Di sisi lain orang tua yang tidak melandasi anaknya dengan itu, yang akan
menimbulkan masalah bagi anak seperti kenalan remaja. Sehingga mudah termakan
oleh arus deras globalisasi. Khususnya k
Kata kunci : sosiologi keluarga,
psikologi anak, kenakalan remaja
PENDAHULUAN
Pendidikan
merupakan daya upaya untuk memajukan budi pekerti (kekuatan batin),
pikiran(intelect) dan jasmani anak-anak supaya dapat memajukan kesempurnaan
hidup, yakni kehidupan dan penghidupan anak-anak selaras dengan alam dam masyarakatnya.[2]
Dari
pengertian pendidikan tadi apabila dihubungkan dengan pendidikan keluarga maka
orang tua baik bapak atau ibu dituntut untuk bisa mengubah atau membawa
perilaku anak pada perilaku yang akademis, baik itu berupa akhlak atau budi
pekerti, baik itu secara intelektual dan lain sebagainya. Apalagi jika
dikaitkan dengan anak remaja yang sangatlah minim pemahamannya mengenai
pendidikan, khususnya pendidikan moral atau akhlak. Mereka hanya condong pada
intelektualnya saja tanpa memerdulikan emosionalnya. Akibatnya para remaja
mengalami kenakalan yang berdampak buruk terhadap dirinya maupun terhadap
orang-orang yang ada disekitarnya. Untuk menanggulangi masalah seperti itu,
maka dibutuhkan peranan orang tua sebagai motivator, inspirator, dan innovator
terhadap perkembangan pendidikan anak. khususnya anak remaja.

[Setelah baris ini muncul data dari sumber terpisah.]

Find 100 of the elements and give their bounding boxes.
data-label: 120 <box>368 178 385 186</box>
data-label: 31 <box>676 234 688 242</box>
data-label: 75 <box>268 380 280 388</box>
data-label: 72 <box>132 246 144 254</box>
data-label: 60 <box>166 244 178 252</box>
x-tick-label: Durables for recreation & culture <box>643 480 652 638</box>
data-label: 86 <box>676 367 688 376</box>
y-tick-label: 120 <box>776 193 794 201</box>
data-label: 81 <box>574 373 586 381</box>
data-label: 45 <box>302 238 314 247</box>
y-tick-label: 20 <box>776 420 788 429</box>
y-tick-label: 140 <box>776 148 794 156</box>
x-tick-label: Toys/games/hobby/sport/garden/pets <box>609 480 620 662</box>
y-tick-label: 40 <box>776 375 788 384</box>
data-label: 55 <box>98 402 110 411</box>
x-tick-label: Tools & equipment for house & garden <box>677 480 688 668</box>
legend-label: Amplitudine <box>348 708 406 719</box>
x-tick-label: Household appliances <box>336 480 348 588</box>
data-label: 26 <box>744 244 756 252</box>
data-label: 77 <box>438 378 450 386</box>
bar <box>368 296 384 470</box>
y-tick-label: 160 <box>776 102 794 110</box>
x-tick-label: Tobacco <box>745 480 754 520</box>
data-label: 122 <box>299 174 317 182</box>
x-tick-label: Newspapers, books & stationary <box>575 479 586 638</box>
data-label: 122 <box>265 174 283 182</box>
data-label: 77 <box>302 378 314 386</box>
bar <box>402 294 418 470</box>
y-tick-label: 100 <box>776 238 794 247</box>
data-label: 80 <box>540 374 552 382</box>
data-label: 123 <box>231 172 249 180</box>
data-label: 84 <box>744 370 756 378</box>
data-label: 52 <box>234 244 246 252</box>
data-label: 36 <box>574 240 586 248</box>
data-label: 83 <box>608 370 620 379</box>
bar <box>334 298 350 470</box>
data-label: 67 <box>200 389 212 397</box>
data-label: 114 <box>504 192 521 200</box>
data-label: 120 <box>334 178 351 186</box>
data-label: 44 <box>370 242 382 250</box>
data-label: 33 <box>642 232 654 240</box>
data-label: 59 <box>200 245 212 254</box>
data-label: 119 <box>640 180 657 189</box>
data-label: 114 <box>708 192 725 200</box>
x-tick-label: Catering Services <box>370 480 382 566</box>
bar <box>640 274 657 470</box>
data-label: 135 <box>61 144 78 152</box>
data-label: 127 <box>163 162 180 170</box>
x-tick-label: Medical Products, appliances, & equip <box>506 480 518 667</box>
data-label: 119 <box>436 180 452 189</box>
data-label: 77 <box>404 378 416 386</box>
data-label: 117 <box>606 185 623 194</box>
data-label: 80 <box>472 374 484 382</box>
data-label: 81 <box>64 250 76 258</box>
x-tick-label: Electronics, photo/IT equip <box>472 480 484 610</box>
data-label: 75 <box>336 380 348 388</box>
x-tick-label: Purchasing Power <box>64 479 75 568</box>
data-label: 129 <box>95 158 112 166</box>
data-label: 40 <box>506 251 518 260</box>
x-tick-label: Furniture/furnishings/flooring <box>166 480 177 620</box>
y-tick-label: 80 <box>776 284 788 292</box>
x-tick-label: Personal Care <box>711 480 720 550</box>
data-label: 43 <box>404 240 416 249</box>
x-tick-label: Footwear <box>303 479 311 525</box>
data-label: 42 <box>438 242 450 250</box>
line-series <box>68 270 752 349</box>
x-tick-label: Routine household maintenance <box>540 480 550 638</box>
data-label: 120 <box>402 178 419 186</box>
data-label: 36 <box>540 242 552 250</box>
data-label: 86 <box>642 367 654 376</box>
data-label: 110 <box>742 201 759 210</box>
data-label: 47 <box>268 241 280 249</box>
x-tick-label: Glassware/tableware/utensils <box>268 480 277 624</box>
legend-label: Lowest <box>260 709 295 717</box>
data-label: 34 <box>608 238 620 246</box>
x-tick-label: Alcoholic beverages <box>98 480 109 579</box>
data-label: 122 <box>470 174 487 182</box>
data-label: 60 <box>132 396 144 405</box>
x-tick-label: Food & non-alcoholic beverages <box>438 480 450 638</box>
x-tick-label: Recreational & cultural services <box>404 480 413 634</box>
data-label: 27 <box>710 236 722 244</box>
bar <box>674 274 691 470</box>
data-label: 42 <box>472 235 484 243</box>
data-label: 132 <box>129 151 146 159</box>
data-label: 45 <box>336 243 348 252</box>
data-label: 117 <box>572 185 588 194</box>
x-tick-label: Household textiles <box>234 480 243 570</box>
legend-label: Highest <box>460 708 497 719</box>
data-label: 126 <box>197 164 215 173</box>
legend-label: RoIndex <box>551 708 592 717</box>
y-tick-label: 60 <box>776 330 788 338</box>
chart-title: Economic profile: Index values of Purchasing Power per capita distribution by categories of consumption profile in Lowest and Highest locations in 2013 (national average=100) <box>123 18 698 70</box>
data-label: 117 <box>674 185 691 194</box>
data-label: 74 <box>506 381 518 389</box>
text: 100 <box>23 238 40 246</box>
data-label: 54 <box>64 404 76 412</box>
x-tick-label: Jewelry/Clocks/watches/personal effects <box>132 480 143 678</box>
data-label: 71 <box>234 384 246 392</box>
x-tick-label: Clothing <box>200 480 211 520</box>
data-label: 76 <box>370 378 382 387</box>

Fungsi atau peranan keluarga
Lingkunan keluarga merupakan
linkungan pendidikan yang pertama karena si dalam keluarga inilah anak pertama
mendapatkan didikan dan bimbingan. Juga dikatakan lingkungan yang utama, karena
sebagian besar dari kehidupan anak adalah di dalam keluarga. Sehingga
pendidikan yang paling banyak diterima oleh anak termasuk peletak dasar bagi
pendidikan akhlak dan pandangan hidup keagamaan adalah dalam keluarga.[3]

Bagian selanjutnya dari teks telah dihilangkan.